O caos tecnológico provocou um forte anticlímax entre os democratas. O resultado obtido em Iowa, apenas o trigésimo PIB entre os Estados americanos, não define ainda a indicação democrata, mas é considerado simbólico sobre quem deverá sagrar-se candidato.

"É verdade que, desde 2000, o vencedor em Iowa se tornou o candidato nomeado em 100% das vezes. Este ano é um pouco incomum, no entanto, porque há muito mais postulantes do que vimos nas últimas décadas", argumenta Samara Klar, professora da Escola de Governo e Política Pública da Universidade do Arizona.

A profusão de pré-candidatos — são ao menos oito competitivos — se deve ao fato de que os democratas ainda não conseguiram concluir qual esquerda tem mais chances de bater Trump: aquela mais moderada, não disruptiva e até por isso menos empolgante, ou aquela mais progressista e radical, que promete transformações profundas na sociedade americana e por isso assusta e afugenta eleitores mesmo na base democrata.

De um lado, estão postulantes antiestablishment, o senador por Vermont e autodenominado socialista Bernie Sanders e a senadora de Massachussets Elizabeth Warren, conhecida por suas posturas anti-Wall Street. De outro, candidatos alinhados com a tradição moderada da legenda, como o ex-vice-presidente Joe Biden, o bilionário e ex-prefeito de Nova York Michael Bloomberg, o veterano do Afeganistão e ex-prefeito no estado de Indiana Pete Buttigieg, e a senadora por Minnesota Amy Klobuchar.

"No geral, o que estamos vendo se desenrolar em Iowa é uma luta pela alma do Partido Democrata", resume o cientista político Thomas Whalen, da Universidade de Boston.

Em meio à falta de um veredito sobre a disputa em Iowa, os pré-candidatos se dividiram entre se autoproclamar vencedores ou líderes — como fizeram Buttigieg, Klobuchar e Sanders — ou dar por encerrada a etapa e partir para a próxima quando as primeiras notícias de desempenho não soavam auspiciosas, como fez Joe Biden.

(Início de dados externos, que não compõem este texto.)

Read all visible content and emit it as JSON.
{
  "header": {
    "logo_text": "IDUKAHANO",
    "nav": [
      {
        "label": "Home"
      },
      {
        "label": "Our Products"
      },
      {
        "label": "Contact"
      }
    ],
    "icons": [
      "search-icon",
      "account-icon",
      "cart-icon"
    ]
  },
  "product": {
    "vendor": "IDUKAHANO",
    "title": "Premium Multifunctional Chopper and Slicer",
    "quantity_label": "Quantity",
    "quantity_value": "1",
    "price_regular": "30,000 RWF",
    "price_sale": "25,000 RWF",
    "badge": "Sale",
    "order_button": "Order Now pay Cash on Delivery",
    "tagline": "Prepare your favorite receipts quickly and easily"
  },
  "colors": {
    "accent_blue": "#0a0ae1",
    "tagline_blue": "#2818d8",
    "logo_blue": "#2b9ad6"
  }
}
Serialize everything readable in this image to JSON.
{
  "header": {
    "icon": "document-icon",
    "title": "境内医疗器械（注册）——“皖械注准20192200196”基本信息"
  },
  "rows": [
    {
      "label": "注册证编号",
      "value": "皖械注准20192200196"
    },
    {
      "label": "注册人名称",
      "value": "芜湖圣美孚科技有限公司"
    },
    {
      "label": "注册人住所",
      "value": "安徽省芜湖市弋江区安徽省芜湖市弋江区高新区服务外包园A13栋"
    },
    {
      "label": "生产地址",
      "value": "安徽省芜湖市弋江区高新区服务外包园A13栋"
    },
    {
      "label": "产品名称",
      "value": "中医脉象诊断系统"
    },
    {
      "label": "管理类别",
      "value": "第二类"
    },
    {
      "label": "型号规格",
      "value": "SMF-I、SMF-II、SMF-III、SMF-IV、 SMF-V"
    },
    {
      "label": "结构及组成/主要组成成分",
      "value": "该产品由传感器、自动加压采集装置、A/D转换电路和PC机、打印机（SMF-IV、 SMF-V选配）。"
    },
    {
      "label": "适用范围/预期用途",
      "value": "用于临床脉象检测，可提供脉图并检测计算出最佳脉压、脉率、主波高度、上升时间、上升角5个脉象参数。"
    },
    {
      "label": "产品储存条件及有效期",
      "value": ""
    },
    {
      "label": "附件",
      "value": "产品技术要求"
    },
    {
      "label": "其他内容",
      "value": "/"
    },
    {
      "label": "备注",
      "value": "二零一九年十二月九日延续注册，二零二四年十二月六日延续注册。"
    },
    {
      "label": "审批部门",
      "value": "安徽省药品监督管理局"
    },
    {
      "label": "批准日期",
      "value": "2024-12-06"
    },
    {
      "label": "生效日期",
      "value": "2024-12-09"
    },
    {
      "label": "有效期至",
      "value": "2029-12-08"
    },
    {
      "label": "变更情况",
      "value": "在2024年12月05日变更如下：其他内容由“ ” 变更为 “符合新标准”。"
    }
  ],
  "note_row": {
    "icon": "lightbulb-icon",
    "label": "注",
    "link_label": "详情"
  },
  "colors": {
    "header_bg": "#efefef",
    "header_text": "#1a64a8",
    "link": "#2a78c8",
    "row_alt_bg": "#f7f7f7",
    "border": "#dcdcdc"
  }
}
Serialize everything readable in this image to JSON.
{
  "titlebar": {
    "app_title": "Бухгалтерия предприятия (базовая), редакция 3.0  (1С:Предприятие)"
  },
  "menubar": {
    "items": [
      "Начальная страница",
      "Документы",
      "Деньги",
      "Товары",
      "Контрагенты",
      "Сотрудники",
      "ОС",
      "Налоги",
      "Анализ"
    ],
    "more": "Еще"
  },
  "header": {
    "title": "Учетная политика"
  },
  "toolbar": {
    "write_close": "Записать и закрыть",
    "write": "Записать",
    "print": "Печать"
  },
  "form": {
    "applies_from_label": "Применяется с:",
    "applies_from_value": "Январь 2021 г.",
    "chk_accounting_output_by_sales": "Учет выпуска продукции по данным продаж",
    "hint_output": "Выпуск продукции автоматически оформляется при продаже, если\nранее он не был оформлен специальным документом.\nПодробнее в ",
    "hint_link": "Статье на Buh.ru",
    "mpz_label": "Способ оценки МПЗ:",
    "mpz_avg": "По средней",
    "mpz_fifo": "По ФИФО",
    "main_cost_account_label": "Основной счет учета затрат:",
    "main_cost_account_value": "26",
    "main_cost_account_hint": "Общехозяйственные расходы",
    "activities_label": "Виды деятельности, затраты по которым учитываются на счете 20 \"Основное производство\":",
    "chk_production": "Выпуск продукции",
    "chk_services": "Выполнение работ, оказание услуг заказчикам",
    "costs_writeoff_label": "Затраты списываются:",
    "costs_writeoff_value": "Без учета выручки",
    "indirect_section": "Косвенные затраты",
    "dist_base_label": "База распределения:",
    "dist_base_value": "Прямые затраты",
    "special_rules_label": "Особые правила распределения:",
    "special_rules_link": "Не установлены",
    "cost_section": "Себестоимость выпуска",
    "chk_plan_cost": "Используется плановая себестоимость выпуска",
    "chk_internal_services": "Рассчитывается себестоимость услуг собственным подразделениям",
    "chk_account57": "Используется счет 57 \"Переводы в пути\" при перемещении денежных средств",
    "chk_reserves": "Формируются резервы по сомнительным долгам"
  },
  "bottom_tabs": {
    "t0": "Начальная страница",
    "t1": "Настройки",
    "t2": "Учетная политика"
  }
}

Espera-se que até o final do dia haja uma definição sobre o resultado dos democratas. Até lá, no entanto, seu rival a bater, Trump, já terá capitalizado o mau momento dos adversários.

"O caucus democrata é um desastre absoluto. Nada funciona, assim como quando eles administravam o país", comemorou Trump, que ainda essa semana deve ser inocentado no processo de impeachment a que responde desde o fim do ano passado no Congresso.